Time is the supreme illusion. It is but
the inner prism by which we decompose being and life, the mode under
which we perceive successively what is simultaneous in idea. The eye
does not see a sphere all at once
although the sphere exists all at
once. Either the sphere must turn before the eye which is looking at
it, or the
eye must go round the sphere. In the first case it is the
world which unrolls, or seems to unroll in time; in the
second case
it is our thought which successively analyzes and recomposes. For the
supreme intelligence there
is no time; what will be, is. Time and
space are fragments of the infinite for the use of finite creatures.
God
permits them, that he may not be alone.

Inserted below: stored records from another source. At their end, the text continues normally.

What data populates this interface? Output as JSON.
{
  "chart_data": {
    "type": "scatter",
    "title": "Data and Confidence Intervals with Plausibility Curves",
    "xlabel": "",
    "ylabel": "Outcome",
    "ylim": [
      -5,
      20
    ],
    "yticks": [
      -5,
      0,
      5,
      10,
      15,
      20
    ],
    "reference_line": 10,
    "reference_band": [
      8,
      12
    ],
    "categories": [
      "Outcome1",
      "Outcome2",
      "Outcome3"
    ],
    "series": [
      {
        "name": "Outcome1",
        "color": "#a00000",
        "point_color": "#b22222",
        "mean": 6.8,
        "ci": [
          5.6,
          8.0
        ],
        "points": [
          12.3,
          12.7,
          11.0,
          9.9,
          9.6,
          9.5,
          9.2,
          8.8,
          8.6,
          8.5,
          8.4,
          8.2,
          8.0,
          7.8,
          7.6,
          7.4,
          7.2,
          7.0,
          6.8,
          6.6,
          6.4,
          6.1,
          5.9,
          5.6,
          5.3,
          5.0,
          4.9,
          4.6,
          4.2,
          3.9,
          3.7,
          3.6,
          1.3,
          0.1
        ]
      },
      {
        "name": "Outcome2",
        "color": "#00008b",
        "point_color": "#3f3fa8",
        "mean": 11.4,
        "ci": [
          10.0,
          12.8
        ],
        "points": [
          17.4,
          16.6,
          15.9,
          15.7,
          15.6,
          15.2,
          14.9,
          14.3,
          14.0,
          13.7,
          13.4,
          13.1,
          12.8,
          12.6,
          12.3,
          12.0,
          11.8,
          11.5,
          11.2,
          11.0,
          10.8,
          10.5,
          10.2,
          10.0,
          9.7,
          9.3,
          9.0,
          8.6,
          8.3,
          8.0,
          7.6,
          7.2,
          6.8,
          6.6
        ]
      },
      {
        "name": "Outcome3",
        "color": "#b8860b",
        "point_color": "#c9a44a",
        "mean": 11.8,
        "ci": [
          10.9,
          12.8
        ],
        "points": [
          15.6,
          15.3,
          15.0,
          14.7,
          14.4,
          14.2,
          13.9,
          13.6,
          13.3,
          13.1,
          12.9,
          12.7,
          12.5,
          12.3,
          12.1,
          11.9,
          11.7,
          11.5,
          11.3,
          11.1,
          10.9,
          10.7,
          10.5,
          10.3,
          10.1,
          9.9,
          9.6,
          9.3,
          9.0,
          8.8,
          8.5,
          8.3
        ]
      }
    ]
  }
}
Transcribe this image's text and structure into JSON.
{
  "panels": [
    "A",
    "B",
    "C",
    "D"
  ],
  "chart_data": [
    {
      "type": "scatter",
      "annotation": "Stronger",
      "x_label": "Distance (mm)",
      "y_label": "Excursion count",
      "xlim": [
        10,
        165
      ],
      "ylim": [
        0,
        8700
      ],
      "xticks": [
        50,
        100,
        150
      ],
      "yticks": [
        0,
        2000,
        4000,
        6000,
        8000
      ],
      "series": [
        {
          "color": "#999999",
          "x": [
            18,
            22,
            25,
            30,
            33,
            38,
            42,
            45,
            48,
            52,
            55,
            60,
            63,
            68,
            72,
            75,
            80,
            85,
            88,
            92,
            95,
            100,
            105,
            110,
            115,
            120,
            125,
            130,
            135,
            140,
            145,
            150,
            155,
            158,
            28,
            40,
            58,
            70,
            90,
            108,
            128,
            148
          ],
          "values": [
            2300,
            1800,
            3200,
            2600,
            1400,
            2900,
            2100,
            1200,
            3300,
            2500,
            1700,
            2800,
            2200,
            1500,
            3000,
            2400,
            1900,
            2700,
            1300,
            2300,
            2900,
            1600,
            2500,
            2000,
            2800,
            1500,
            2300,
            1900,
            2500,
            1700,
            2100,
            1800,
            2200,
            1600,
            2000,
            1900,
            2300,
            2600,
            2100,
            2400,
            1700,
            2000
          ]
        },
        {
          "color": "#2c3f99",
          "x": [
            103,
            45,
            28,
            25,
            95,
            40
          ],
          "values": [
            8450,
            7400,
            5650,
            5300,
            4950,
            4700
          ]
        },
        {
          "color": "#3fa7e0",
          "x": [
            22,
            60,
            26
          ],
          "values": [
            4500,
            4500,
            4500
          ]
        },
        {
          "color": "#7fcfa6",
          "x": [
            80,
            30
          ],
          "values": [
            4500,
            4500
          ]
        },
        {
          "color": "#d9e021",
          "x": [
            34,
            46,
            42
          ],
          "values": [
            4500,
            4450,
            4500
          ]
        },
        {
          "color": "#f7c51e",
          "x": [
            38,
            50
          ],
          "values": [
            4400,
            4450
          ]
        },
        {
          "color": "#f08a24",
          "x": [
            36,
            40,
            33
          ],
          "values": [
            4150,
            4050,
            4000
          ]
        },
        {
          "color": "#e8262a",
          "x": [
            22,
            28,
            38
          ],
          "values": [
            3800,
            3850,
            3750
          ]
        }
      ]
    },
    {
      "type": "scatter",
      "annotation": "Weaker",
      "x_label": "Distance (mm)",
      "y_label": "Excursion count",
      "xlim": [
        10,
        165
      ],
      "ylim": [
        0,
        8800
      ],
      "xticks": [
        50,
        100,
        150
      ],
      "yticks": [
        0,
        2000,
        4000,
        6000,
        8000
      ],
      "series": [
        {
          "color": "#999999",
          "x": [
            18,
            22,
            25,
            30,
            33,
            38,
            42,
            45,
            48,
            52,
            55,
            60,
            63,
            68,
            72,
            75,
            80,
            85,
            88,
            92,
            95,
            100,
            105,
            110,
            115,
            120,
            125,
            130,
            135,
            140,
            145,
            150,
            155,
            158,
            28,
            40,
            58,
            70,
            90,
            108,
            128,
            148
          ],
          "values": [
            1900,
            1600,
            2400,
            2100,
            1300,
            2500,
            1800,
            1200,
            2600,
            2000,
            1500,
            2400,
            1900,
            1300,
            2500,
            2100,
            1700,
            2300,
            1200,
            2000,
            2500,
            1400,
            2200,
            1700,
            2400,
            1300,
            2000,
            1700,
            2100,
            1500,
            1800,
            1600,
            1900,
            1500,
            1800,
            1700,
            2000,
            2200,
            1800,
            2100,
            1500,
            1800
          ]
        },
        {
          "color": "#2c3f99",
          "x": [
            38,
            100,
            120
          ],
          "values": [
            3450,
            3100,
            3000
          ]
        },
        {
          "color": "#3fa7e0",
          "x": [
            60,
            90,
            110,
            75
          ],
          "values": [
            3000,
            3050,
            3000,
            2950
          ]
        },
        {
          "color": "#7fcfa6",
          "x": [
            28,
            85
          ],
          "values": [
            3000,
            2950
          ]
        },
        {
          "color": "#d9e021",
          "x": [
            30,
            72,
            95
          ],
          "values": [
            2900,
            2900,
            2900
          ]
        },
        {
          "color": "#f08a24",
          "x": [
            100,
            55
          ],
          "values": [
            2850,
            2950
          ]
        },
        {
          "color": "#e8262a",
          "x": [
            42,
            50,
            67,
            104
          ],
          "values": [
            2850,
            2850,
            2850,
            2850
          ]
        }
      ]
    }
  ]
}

They are the mode under
which creatures are possible and
conceivable. Let us add that they
are also the Jacob's ladder of innumerable steps by which the
creation
reascends to its Creator, participates in being, tastes of
life, perceives the absolute, and can adore the
fathomless mystery
of the infinite divinity. That is the other side of the question. Our
life is nothing, it is true,
but our life is divine. A breath of
nature annihilates us, but we surpass nature in penetrating far
beyond her
vast phantasmagoria to the changeless and the eternal. To
escape by the ecstasy of inward vision from the
whirlwind of time,
to see one's self sub specie eterni is the word of command of all the
great religions of the
higher races; and this psychological
possibility is the foundation of all great hopes. The soul may be
immortal
because she is fitted to rise toward that which is neither
born nor dies, toward that which exists substantially,
necessarily,
invariably, that is to say toward God.